Is Autism Genetic?

Study Finds 80% Risk From Inherited Genes

September 6, 2019
Close up of DNA

A new study looking at autism in 5 countries found that 80 percent of autism risk can be traced to inherited genes rather than environmental factors and random mutations.

The study, published July 18 in JAMA Psychiatry, analyzed data of nearly 2 million people across Denmark, Finland, Sweden, Israel, and Western Australia. It is the largest family-based genetic autism study to date, including children with autism, their siblings and cousins, as well as parents and their siblings.

“We expanded on previous results by including more family members and data from countries that vary widely in their autism health systems,” said Joseph Buxbaum, M.D., one of the study authors and professor of psychiatry at the Icahn School of Medicine at Mt. Sinai Medical Center. “We found that the strongest contributors to risk of autism are from inherited genes. Spontaneous genetic changes and other factors that we could not estimate are additional contributors to risk of autism.”

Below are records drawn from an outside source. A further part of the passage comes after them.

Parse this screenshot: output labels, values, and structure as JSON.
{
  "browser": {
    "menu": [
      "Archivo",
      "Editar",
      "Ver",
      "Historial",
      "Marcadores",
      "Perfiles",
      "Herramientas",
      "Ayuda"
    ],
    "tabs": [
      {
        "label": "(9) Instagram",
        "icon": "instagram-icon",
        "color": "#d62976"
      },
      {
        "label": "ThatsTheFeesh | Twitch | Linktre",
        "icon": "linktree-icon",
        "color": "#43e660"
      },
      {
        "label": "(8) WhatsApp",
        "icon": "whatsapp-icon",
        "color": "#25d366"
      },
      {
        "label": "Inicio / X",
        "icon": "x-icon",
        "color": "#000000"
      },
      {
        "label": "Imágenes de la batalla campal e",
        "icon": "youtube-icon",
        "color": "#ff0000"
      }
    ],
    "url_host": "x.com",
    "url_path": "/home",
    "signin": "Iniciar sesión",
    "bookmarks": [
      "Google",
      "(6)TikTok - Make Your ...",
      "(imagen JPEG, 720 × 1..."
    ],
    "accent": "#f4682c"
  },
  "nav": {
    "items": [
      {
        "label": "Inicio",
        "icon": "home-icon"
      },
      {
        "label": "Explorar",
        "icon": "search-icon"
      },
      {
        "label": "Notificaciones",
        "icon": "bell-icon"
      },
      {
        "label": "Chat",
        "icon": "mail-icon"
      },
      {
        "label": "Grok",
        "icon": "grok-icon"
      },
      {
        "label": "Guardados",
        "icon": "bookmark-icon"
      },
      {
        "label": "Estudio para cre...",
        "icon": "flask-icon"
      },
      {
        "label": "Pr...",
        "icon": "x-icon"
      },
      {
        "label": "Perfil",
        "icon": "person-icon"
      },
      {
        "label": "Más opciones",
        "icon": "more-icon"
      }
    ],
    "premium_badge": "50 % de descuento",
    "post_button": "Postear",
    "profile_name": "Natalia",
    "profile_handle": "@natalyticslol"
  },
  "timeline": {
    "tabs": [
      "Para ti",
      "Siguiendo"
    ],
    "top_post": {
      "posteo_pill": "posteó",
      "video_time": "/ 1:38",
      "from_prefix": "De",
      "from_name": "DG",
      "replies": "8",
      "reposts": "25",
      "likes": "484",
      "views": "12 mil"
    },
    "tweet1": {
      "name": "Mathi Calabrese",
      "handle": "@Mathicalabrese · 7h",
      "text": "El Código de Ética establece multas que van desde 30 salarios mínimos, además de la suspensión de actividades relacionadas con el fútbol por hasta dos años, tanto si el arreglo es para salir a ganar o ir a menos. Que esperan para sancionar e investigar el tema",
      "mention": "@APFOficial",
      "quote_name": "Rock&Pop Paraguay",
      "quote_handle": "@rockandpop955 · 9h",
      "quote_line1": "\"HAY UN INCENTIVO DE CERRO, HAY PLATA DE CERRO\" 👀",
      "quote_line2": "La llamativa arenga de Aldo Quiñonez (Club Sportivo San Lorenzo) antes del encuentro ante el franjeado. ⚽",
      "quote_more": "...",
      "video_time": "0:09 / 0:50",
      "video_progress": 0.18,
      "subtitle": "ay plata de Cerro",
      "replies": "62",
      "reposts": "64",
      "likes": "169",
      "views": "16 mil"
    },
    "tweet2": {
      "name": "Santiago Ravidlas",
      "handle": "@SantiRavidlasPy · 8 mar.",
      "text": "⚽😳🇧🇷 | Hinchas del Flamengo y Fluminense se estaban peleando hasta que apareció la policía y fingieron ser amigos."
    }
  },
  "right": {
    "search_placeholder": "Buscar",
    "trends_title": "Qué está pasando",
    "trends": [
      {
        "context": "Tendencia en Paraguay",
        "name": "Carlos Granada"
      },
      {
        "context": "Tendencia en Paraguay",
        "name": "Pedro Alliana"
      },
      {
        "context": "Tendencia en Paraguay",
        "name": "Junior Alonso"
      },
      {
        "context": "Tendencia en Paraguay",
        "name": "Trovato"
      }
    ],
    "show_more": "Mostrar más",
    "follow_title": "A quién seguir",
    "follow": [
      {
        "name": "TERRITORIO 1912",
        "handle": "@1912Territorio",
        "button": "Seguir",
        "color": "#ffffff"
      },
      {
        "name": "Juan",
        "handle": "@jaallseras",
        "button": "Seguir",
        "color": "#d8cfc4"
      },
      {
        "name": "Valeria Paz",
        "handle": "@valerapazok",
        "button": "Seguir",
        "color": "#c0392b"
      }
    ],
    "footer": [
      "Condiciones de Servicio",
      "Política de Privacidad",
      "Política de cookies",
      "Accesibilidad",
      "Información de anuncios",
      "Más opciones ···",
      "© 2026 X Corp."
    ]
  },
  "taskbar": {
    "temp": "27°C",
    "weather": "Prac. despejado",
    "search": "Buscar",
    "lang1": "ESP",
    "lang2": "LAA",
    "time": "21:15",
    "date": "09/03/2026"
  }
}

In addition, the study found very little or no risk resulting from maternal effects – such as chronic health conditions that are consistent across all of a woman’s pregnancies. But for maternal factors that might occur in only one pregnancy, the study’s analysis can’t separate out those risks.

While the study’s authors concluded that maternal effects create no risk for autism, researchers who study these effects say this is a complicated issue.

“The maternal effects aspect of the paper is a clever analytic approach. However, it is based on relatively small numbers of maternally linked cousin pairs with autism, and thus shouldn’t be taken as a definitive answer. Any interaction between inherited gene effects and environments are difficult to model in this approach,” said Daniele Fallin, Ph.D., an epidemiologist and chair of the Department of Mental Health at Johns Hopkins University’s Bloomberg School of Public Health. “While the results confirm the very important role of inherited genes in autism risk, it is a mistake to conclude that they rule out an important role for environmental risk or maternal effects.”

The study also showed the wide range in heritability data that results from each country’s culture around autism. In Western Australia, the data was on the lower end, while most of the Nordic countries reported higher heritability. If a country tends to diagnose autism less frequently, perhaps due to cultural differences or how and when providers screen for autism, the heritability is likely also to show up as a lower number.

“It is not easy to estimate the contribution of random genetic variation from this analysis, but understanding the power of genetic influences is critical to leading us toward personalized treatments and solutions in the future,” said Autism Speaks Chief Science Officer Thomas Frazier, Ph.D. “We encourage everyone with an autism diagnosis to speak with their provider about genetic testing and participate in genetics research when they can.”